Rick was a classic longboard surfer. Surfing since the ‘50s and living in the Carpinteria area allowed him to surf uncrowded beaches from Baja to Hollister Ranch. He played guitar and loved live music, frequently attending concerts, preferring the small venues and sitting ‘up-close’ and always to the ‘left of center.’

In addition to surfing and music, he enjoyed kayaking, backpacking, photography and reading. The backcountry and the ocean provided refuge where he found peace and calm. “Dawn Patrol” walks to Jelly Bowl provided great joy when he was no longer able to backpack or surf.

The oldest son of Richard and Dorothy, at an early age, he became guardian of his two brothers, John and David, following the premature death of his mother. Two family members very close to him, his youngest brother and a nephew, predeceased him.

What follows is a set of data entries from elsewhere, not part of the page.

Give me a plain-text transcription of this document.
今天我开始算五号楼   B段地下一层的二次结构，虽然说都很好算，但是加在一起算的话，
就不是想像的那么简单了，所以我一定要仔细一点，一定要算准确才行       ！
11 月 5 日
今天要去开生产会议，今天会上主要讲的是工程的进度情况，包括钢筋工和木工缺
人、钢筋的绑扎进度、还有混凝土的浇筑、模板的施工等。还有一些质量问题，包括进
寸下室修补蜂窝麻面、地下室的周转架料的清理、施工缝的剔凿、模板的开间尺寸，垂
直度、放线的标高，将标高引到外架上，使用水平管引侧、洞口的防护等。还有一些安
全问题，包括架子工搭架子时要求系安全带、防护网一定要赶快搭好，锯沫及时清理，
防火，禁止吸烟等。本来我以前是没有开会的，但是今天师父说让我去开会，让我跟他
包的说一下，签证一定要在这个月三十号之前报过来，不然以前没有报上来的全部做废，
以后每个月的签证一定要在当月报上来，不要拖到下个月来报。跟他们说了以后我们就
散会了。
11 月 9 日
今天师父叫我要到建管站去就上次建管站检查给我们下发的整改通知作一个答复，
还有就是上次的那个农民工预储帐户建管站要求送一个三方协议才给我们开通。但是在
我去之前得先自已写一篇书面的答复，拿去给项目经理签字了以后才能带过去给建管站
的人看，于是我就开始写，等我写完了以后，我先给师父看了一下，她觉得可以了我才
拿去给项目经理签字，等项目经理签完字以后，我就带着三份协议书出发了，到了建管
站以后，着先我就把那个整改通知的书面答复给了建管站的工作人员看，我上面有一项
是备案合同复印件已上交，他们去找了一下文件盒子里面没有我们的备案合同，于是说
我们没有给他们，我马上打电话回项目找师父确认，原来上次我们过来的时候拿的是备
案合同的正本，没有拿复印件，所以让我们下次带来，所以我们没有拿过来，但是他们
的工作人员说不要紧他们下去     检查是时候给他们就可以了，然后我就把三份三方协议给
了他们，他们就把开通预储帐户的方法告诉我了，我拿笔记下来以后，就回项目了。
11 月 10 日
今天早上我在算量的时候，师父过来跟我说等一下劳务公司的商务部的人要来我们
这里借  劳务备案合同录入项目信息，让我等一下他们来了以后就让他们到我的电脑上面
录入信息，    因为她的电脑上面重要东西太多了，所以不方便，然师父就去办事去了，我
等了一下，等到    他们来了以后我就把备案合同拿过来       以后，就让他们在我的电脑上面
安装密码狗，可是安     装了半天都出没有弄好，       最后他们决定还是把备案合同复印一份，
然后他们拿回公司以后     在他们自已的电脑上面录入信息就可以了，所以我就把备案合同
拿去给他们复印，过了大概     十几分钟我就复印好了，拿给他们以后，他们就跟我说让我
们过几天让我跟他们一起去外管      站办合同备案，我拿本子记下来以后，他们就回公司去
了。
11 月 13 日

Rick treasured his small extended family, pals at the gym, rock art and archaeological compadres, music associates, hiking buddies and lifetime friends–all who have uplifted him. Rick takes many great memories with him.

Rick was a lovely, generous, patient, gracious, Renaissance man. Always offering encouragement and comforting words to others while he himself lived courageously with advanced prostate cancer. He was Carol’s champion and companion. Words cannot express how much he will be missed.

Rick passed on July 21, 2019.

To celebrate his life, it would honor him to be remembered through donations to the Santa Barbara Natural History Museum Anthropology Department (2559 Puesta Del Sol, Santa Barbara, CA 93105), or Citizens for Carpinteria Bluffs (P.O. Box 700, Carpinteria, CA 93104, carpinteriabluffs.org), organizations close to his heart.

There will be a private celebration of life at a later date.